Muslim activist, Shiplu Miah has put together 16 pieces of advice to British Imams.
Imams in the UK have been criticised for being “out of touch” with the youth and the Muslim community in general. Community leaders, politicians and the media have constantly questioned the ability of Imams to address societal problems, “extremism” and so forth.
Whilst this assumption is a gross overstatement and exaggeration, there is a significant minority of Imams who do fall into this category. To those Imams, I have humbly put together 16 pieces of advice for you to contemplate on insh’Allah.
1. You are an Imam of a local mosque, not the Caliph of an Islamic state.
2. Take criticism like a man, don’t be a girl about it.
3. Have some adab (manners) by not berating others who lack adab.
4. Know your limits.
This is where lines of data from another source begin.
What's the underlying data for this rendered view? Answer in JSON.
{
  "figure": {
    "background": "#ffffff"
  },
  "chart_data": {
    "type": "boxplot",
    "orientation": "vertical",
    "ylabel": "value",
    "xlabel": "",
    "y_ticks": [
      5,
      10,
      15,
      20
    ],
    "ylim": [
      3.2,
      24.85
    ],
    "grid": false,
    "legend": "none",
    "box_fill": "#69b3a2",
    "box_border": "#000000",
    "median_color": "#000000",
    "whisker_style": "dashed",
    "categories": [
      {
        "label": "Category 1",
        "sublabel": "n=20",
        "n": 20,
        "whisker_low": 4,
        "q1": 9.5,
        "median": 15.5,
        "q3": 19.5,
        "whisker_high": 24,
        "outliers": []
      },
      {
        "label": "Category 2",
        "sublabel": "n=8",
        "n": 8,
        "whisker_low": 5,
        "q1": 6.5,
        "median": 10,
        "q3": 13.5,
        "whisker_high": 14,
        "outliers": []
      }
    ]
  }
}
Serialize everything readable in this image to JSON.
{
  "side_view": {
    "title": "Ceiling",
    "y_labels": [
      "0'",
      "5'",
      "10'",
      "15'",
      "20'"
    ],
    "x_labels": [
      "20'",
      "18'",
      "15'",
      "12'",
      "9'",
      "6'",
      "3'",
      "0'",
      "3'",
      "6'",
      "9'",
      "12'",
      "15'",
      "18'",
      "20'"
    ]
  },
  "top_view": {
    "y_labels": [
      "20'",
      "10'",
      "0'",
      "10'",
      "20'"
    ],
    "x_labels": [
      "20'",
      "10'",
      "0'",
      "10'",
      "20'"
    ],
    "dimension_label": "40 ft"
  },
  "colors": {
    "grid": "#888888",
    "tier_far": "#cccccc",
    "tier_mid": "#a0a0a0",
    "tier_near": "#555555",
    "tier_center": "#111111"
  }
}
You are not Imam Abu Hanifa (rh) or Sheikh Ibn Taymiyya (rh).
5. If you think you are above reproach and criticism, you clearly do not deserve to be an Imam.
6. If you are going to express an Islamic opinion that is different to other Islamic opinions, have the humility and decency to at least let your followers know that there are other legitimate opinions out there.
7. Don’t go to the media and speak on behalf of the community without their prior consent.
8. Once in a while get off the pulpit and sit amongst the congregation to learn from others.
9. Encourage people to hold their Imams to account just as you encourage them to hold political leaders to account.
10. Seek advice from those below you – Prophet Muhammad (saw) himself sought advice from his followers.
11. If you get offended when people call you “bro” or when they simply call you by your name without using the title “Imam” or “Sheikh”, then you have an ego problem.
12. You are in need of naseeha (reminders/advice) just like those who come to you for naseeha.
13. Do not engage in self-promotion; it’s not as stealth as you might think and it certainly causes people to lose respect for you.
14. Be an Imam of the people; stay down-to-earth and keep their interests foremost in your heart and mind.
15. As an Imam, every lay person has a right to question your views, stances and actions; it’s your job to remain humble and answer all their questions.
16. Grow a thick skin.
This advice was intentionally written humourously but touches upon reality. The author is not proposing that all Imams should implement the above, rather it is his personal musing reflecting on other’s sentiments, with the hope that Imams would adopt it.